Over the past year, we’ve seen a lot of NLRB rulings and guidance limiting the rights of employers to regulate non-union employees. While social media rulings have drawn most of the attention, the Board has also tried to limit employers’ rights to issue work rules, maintain the confidentiality of workplace investigations, and  make employees aware of the at-will nature of their employment relationship.  On June 4, 2013, an NLRB Administrative Law Judge  (“ALJ”) continued the assault  on the non-union workplace by ruling that a Red Cross confidentiality policy was overbroad and could be read to discourage the exercise of employee Section 7 rights under the National Labor Relations Act.
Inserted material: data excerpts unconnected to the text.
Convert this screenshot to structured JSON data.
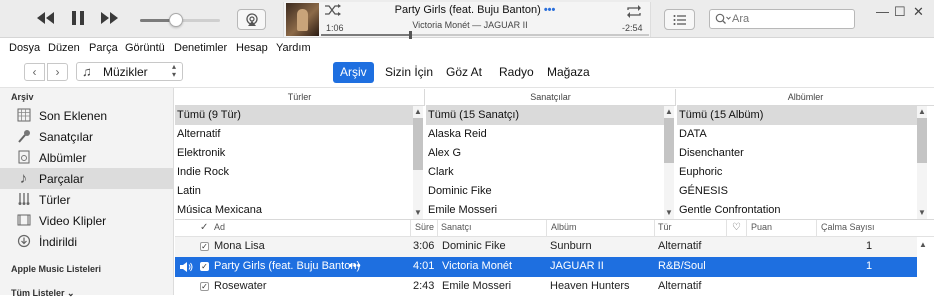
{
  "player": {
    "prev_icon": "rewind-icon",
    "pause_icon": "pause-icon",
    "next_icon": "fast-forward-icon",
    "airplay_icon": "airplay-icon",
    "song_title": "Party Girls (feat. Buju Banton)",
    "song_more": "•••",
    "song_subtitle": "Victoria Monét — JAGUAR II",
    "elapsed": "1:06",
    "remaining": "-2:54",
    "progress_fraction": 0.27,
    "volume_fraction": 0.45,
    "shuffle_icon": "shuffle-icon",
    "repeat_icon": "repeat-icon",
    "list_icon": "list-icon",
    "search_placeholder": "Ara"
  },
  "window": {
    "minimize": "—",
    "maximize": "☐",
    "close": "✕"
  },
  "menu": [
    "Dosya",
    "Düzen",
    "Parça",
    "Görüntü",
    "Denetimler",
    "Hesap",
    "Yardım"
  ],
  "nav": {
    "back": "‹",
    "forward": "›",
    "media_label": "Müzikler",
    "tabs": [
      {
        "label": "Arşiv",
        "active": true
      },
      {
        "label": "Sizin İçin",
        "active": false
      },
      {
        "label": "Göz At",
        "active": false
      },
      {
        "label": "Radyo",
        "active": false
      },
      {
        "label": "Mağaza",
        "active": false
      }
    ]
  },
  "sidebar": {
    "section_library": "Arşiv",
    "items": [
      {
        "label": "Son Eklenen",
        "icon": "recently-added-icon"
      },
      {
        "label": "Sanatçılar",
        "icon": "microphone-icon"
      },
      {
        "label": "Albümler",
        "icon": "album-icon"
      },
      {
        "label": "Parçalar",
        "icon": "music-note-icon"
      },
      {
        "label": "Türler",
        "icon": "genres-icon"
      },
      {
        "label": "Video Klipler",
        "icon": "video-icon"
      },
      {
        "label": "İndirildi",
        "icon": "download-icon"
      }
    ],
    "section_playlists": "Apple Music Listeleri",
    "section_all_playlists": "Tüm Listeler ⌄"
  },
  "browser": {
    "genres": {
      "header": "Türler",
      "rows": [
        "Tümü (9 Tür)",
        "Alternatif",
        "Elektronik",
        "Indie Rock",
        "Latin",
        "Música Mexicana"
      ]
    },
    "artists": {
      "header": "Sanatçılar",
      "rows": [
        "Tümü (15 Sanatçı)",
        "Alaska Reid",
        "Alex G",
        "Clark",
        "Dominic Fike",
        "Emile Mosseri"
      ]
    },
    "albums": {
      "header": "Albümler",
      "rows": [
        "Tümü (15 Albüm)",
        "DATA",
        "Disenchanter",
        "Euphoric",
        "GÉNESIS",
        "Gentle Confrontation"
      ]
    }
  },
  "table": {
    "headers": {
      "check": "✓",
      "name": "Ad",
      "time": "Süre",
      "artist": "Sanatçı",
      "album": "Albüm",
      "genre": "Tür",
      "heart": "♡",
      "rating": "Puan",
      "plays": "Çalma Sayısı"
    },
    "rows": [
      {
        "name": "Mona Lisa",
        "time": "3:06",
        "artist": "Dominic Fike",
        "album": "Sunburn",
        "genre": "Alternatif",
        "plays": "1",
        "checked": "✓",
        "more": ""
      },
      {
        "name": "Party Girls (feat. Buju Banton)",
        "time": "4:01",
        "artist": "Victoria Monét",
        "album": "JAGUAR II",
        "genre": "R&B/Soul",
        "plays": "1",
        "checked": "✓",
        "more": "•••"
      },
      {
        "name": "Rosewater",
        "time": "2:43",
        "artist": "Emile Mosseri",
        "album": "Heaven Hunters",
        "genre": "Alternatif",
        "plays": "",
        "checked": "✓",
        "more": ""
      }
    ],
    "speaker_icon": "speaker-icon"
  }
}
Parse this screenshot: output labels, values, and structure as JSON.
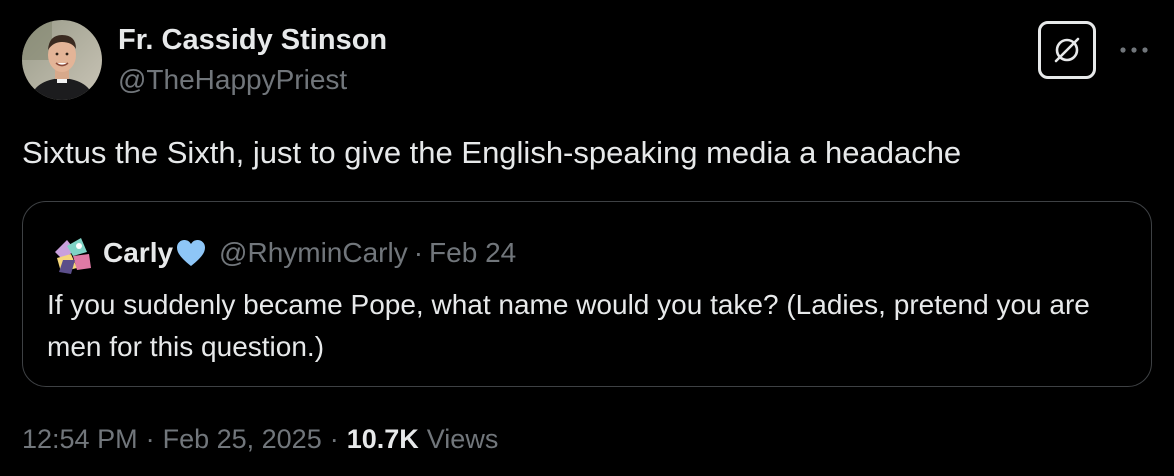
{
  "author": {
    "name": "Fr. Cassidy Stinson",
    "handle": "@TheHappyPriest"
  },
  "tweet": {
    "text": "Sixtus the Sixth, just to give the English-speaking media a headache"
  },
  "quoted_tweet": {
    "name": "Carly",
    "handle": "@RhyminCarly",
    "separator": "·",
    "date": "Feb 24",
    "text": "If you suddenly became Pope, what name would you take? (Ladies, pretend you are men for this question.)",
    "badge_icon": "blue-heart-icon"
  },
  "meta": {
    "time": "12:54 PM",
    "separator1": "·",
    "date": "Feb 25, 2025",
    "separator2": "·",
    "views_count": "10.7K",
    "views_label": "Views"
  },
  "icons": {
    "grok": "grok-icon",
    "more": "more-horizontal-icon"
  },
  "colors": {
    "background": "#000000",
    "primary_text": "#e7e9ea",
    "secondary_text": "#71767b",
    "border": "#3e4144",
    "heart": "#8ec6f7"
  }
}
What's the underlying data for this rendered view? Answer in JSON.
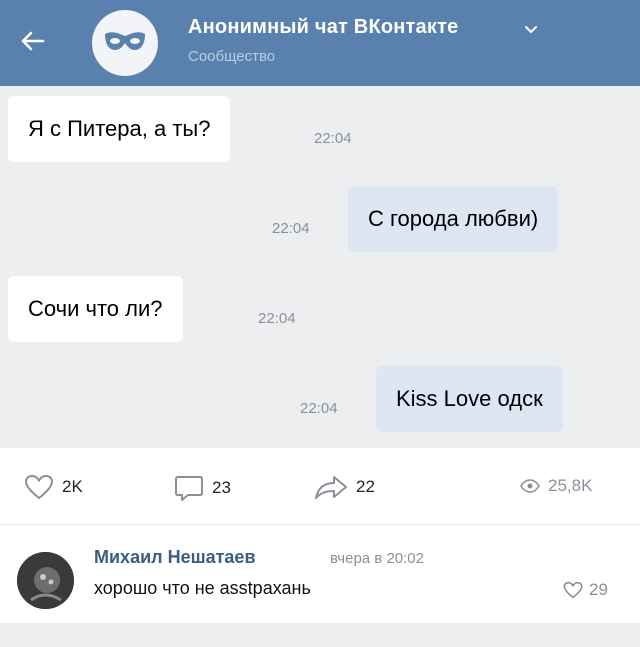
{
  "header": {
    "title": "Анонимный чат ВКонтакте",
    "subtitle": "Сообщество",
    "back_icon": "arrow-left-icon",
    "avatar_icon": "mask-icon"
  },
  "messages": [
    {
      "direction": "incoming",
      "text": "Я с Питера, а ты?",
      "time": "22:04"
    },
    {
      "direction": "outgoing",
      "text": "С города любви)",
      "time": "22:04"
    },
    {
      "direction": "incoming",
      "text": "Сочи что ли?",
      "time": "22:04"
    },
    {
      "direction": "outgoing",
      "text": "Kiss Love одск",
      "time": "22:04"
    }
  ],
  "stats": {
    "likes": "2K",
    "comments": "23",
    "shares": "22",
    "views": "25,8K"
  },
  "comment": {
    "author": "Михаил Нешатаев",
    "date": "вчера в 20:02",
    "text": "хорошо что не asstрахань",
    "likes": "29"
  },
  "colors": {
    "header_bg": "#5a80ae",
    "chat_bg": "#edeef0",
    "outgoing_bubble": "#dde6f2",
    "author_name": "#3d5c84"
  }
}
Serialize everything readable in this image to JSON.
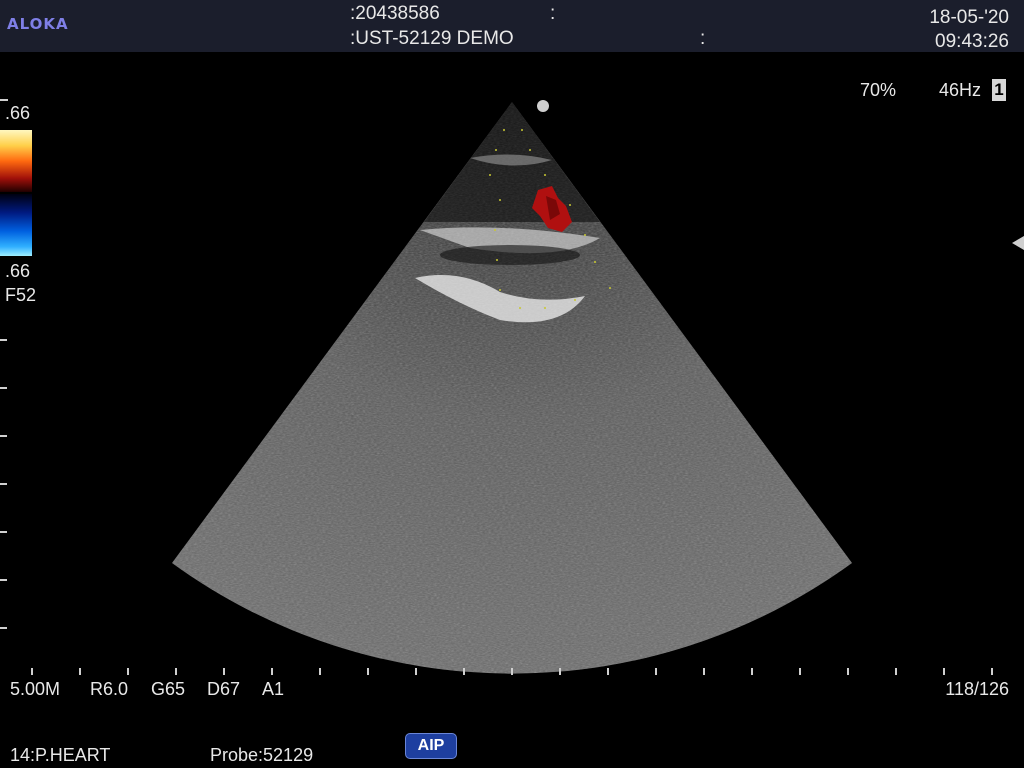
{
  "header": {
    "brand": "ALOKA",
    "patient_id": ":20438586",
    "patient_id_sep": ":",
    "institution": ":UST-52129 DEMO",
    "institution_sep": ":",
    "date": "18-05-'20",
    "time": "09:43:26"
  },
  "imaging": {
    "gain_percent": "70%",
    "frame_rate": "46Hz",
    "frame_number": "1",
    "color_scale_top": ".66",
    "color_scale_bottom": ".66",
    "color_filter": "F52",
    "frequency": "5.00M",
    "range": "R6.0",
    "gain": "G65",
    "depth": "D67",
    "acoustic_power": "A1",
    "frame_counter": "118/126"
  },
  "footer": {
    "preset": "14:P.HEART",
    "probe": "Probe:52129",
    "aip_label": "AIP"
  },
  "colors": {
    "header_bg": "#1b1e2c",
    "brand": "#7f7fe6",
    "doppler_red": "#b01010",
    "aip_button": "#1e3fa0"
  },
  "icons": {
    "orientation_dot": "probe-orientation-dot-icon",
    "focus_marker": "focus-marker-icon"
  }
}
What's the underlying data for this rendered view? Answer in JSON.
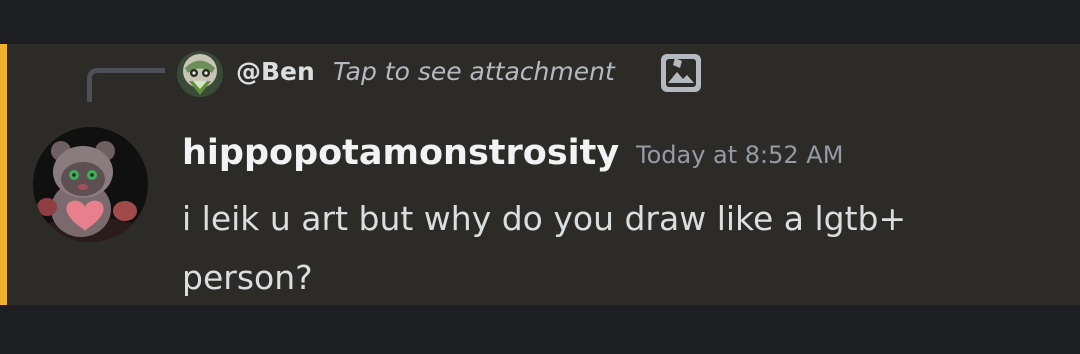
{
  "reply": {
    "author": "@Ben",
    "preview": "Tap to see attachment",
    "attachment_icon": "image-icon",
    "avatar_icon": "ben-avatar"
  },
  "message": {
    "author": "hippopotamonstrosity",
    "timestamp": "Today at 8:52 AM",
    "content": "i leik u art but why do you draw like a lgtb+ person?",
    "avatar_icon": "plush-bear-avatar"
  },
  "colors": {
    "background": "#1d1e22",
    "message_background": "#2d2b27",
    "mention_bar": "#f0b132",
    "author": "#f2f3f5",
    "text": "#dbdee1",
    "muted": "#949ba4"
  }
}
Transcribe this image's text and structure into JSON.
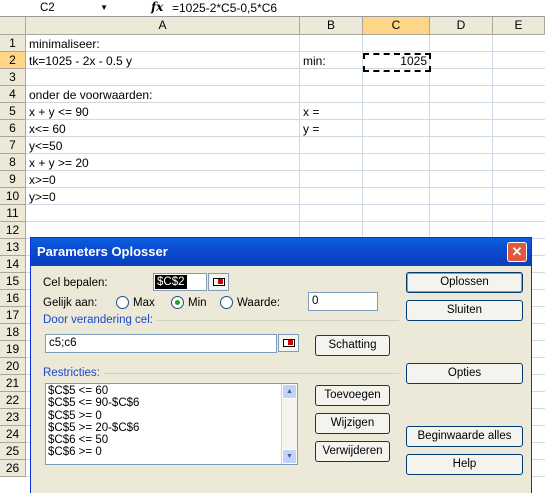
{
  "formula_bar": {
    "name_box": "C2",
    "fx": "fx",
    "formula": "=1025-2*C5-0,5*C6"
  },
  "columns": [
    "A",
    "B",
    "C",
    "D",
    "E"
  ],
  "rows": [
    "1",
    "2",
    "3",
    "4",
    "5",
    "6",
    "7",
    "8",
    "9",
    "10",
    "11",
    "12",
    "13",
    "14",
    "15",
    "16",
    "17",
    "18",
    "19",
    "20",
    "21",
    "22",
    "23",
    "24",
    "25",
    "26"
  ],
  "cells": {
    "A1": "minimaliseer:",
    "A2": "tk=1025 - 2x - 0.5 y",
    "B2": "min:",
    "C2": "1025",
    "A4": "onder de voorwaarden:",
    "A5": "x + y <= 90",
    "B5": "x =",
    "A6": "x<= 60",
    "B6": "y =",
    "A7": "y<=50",
    "A8": "x + y >= 20",
    "A9": "x>=0",
    "A10": "y>=0"
  },
  "dialog": {
    "title": "Parameters Oplosser",
    "close": "✕",
    "target_label": "Cel bepalen:",
    "target_value": "$C$2",
    "equal_to_label": "Gelijk aan:",
    "opt_max": "Max",
    "opt_min": "Min",
    "opt_value": "Waarde:",
    "selected_option": "Min",
    "value_field": "0",
    "changing_label": "Door verandering cel:",
    "changing_value": "c5;c6",
    "guess_button": "Schatting",
    "constraints_label": "Restricties:",
    "constraints": [
      "$C$5 <= 60",
      "$C$5 <= 90-$C$6",
      "$C$5 >= 0",
      "$C$5 >= 20-$C$6",
      "$C$6 <= 50",
      "$C$6 >= 0"
    ],
    "add_button": "Toevoegen",
    "change_button": "Wijzigen",
    "delete_button": "Verwijderen",
    "solve_button": "Oplossen",
    "close_button": "Sluiten",
    "options_button": "Opties",
    "reset_button": "Beginwaarde alles",
    "help_button": "Help"
  }
}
American Red Cross Blood Services, Case No. 08-CA-09132.

In the Red Cross case, it was a combination of policies that was deemed to run afoul of the NLRA. First, the employer’s “Confidential Information and Intellectual Property Agreement” told employees that they could not disclose information related to “personnel,” “employees,” and “all information  not generally known outside of Red Cross regarding its business.”  The employer’s handbook and code of conduct also prohibited the disclosure of confidential information by employees.   The ALJ ruled that these policies violated §8(a)(1) because employees could reasonably read them to prohibit the discussion of wages and other terms and conditions of employment with co-workers and third parties, including union representatives.

The ALJ rejected the employer’s argument that a “savings clause” made the language legal.  The savings clause said: “[T]his Agreement does not deny any rights provided under the National Labor Relations Act to engage in concerted activity, including but not limited to collective bargaining.” The ALJ found that employees don’t necessarily know that the NLRA protects their right to discuss wages and working conditions with outsiders, so the savings clause was not effective.

The take away for employers, once again, is that policies need to be narrowly tailored in order to pass muster with the current NLRB.  If an employee arguably could read a rule to prohibit him or her from discussing their wages, hours, and working conditions with others, than the rule will probably be found to violate §8(a)(1). Based on our reading of the Board authorities that have issued in the past 18 to 24 months, an employer’s best chance of getting a rule past the NLRB is to include specific examples of the types of behavior that is impermissible.